Kathleen s’amusait de notre déconfiture et des ronchonnements de son homme. « Vous inquiétez pas, confiait-elle, il ADORE souffrir. » Elle savait sans doute qu’il se ferait avoir dans les grandes largeurs et passerait pratiquement toute la journée avec nous. Heureusement, ils ont enregistré la musique d’abord. Dans la maison. Dans la petite pièce. Arié avait déplacé le piano pour coincer le bassiste derrière. En bon réalisateur, il avait tout de suite repéré le diplôme d’une académie de musique quelconque au nom de Thomas Waits et, pas gêné, l’avait fixé sur une vitre avec du scotch de machino. Le foutu truc s’est décollé au milieu de la meilleure prise de Closing time. Tension. Pour détendre l’atmosphère, Arié suggère à Waits « Vous pouvez fredonner, si le coeur vous en dit. » « Je fredonne pas », réplique l’autre un peu sèchement.
Il pleuvait des cordes ce matin-là. Il avait fallu éclairer, au risque de faire péter les plombs de la vieille baraque. Les cordes du piano aussi faisaient de la pleurésie et couinaient tout ce qu’elles savaient. Le preneur de son faisait la tronche. Préférant couper à ce tord-boyaux familier aux équipes télé mais toujours insupportable, j’ai préféré accompagner Kathleen faire une course. La batterie de sa Volvo était à plat. On était loin de la Thunderbird qu’on voit sur la pochette intérieure de Blue Valentine. Une Volvo, c’est pire qu’un cercueil pour un Américain né à Imperial City, le bled près de Tijuana qui sert d’auto-park à San Diego (« Imagine un long boulevard de vingt bornes avec rien que des concessionnaires de bagnoles, t’as Imperial City. »)

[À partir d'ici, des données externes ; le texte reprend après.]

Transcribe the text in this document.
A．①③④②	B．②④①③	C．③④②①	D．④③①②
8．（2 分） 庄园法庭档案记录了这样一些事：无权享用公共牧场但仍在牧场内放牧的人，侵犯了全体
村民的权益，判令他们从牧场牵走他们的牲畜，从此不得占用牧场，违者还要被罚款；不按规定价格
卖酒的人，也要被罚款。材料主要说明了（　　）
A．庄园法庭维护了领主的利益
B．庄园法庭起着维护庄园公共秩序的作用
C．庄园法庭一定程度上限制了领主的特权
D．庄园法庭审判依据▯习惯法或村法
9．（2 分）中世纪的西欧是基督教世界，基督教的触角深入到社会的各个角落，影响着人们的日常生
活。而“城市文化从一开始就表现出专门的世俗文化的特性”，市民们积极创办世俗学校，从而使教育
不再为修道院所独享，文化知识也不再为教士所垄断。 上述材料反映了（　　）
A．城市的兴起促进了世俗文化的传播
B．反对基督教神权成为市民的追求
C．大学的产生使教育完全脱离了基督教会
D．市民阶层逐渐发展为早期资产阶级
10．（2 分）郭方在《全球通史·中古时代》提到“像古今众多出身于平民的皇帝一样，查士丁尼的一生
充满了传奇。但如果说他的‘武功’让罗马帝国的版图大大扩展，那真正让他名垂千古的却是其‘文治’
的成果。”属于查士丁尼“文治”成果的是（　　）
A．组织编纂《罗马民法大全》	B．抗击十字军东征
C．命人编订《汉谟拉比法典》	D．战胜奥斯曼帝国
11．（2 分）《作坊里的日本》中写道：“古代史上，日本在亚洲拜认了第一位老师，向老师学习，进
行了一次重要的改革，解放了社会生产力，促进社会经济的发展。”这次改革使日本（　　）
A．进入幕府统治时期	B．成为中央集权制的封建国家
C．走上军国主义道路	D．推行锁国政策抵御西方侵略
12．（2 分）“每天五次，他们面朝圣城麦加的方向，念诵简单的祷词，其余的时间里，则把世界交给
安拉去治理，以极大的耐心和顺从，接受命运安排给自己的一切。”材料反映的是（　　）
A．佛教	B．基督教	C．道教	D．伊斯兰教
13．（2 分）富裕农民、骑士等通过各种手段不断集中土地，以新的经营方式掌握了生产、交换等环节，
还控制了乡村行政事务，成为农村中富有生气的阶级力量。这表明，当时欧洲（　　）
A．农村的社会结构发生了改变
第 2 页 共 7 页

Leur chien Chewy était du voyage. Kathleen Brennan avait une touche à séduire John Ford, et pas qu’à cause de son nom irlandais. Elle était aussi, déjà, l’anti-Yoko-Linda. Elle n’était pas encore aussi précieuse à Waits qu’elle le deviendrait plus tard, à partir de Swordfishtrombones, quand elle commencerait à collaborer sur les chansons. Mais elle connaissait le chemin. Le « diamant qui veut rester charbon » de Black market baby, c’est évidemment elle. On allait chez Minette chercher le nouveau chapeau de Tom, annonçait Kathleen. L’artiste refusait absolument de se laisser interviewer sans son chapeau.
Waits avait changé, c’était évident. De gueule, de registre. D’ambitions. Il était plus beau, plus jeune, il avait l’air plus heureux. « J’aspire à une certaine invisibilité. » Pour le tournage de l’émission, il avait été servi. D’abord le barbier que j’avais sélectionné, un vieil alcoolo qui ressemblait à Lon Chaney, avait les mains qui tremblaient tellement que le chanteur refusa catégoriquement de se laisser raser par lui. Une coupe de douilles, alors ? Kathleen veut pas qu’on y touche. Juste un peu sur le dessus, il fera semblant de désépaissir. C’est ainsi qu’on a réalisé l’interview la plus éprouvante, snip, snip, et l’autre qui regardait les cheveux tomber d’un air mauvais, snip, jusqu’à ce qu’il n’en puisse plus finalement et se sauve en courant, emportant tous ses résidus pileux dans son chapeau. On l’a pourtant rattrapé et il lui a fallu encore faire quelques prestations, celles qu’il avait prévenu ne pas vouloir faire. Arié a peut-être fait de belles images. Je ne sais pas. Je n’ai jamais vu l’émission. On a filmé devant le Sunset Bar, qui avait un vrai coucher de soleil en néon et des ajours en brique de verre. Aujourd’hui, c’est un parking de restaurant, tout comme l’épicerie à côté, qui avait ces néons sensationnels, avec les petites voitures qui avançaient lumineusement. Partie aussi, la maison de Kathleen sur Union, plus qu’un tas de contreplaqué mochard et des décombres ; une gazinière couchée sur le côté. Un sèche-linge éventré. Closing time en plein.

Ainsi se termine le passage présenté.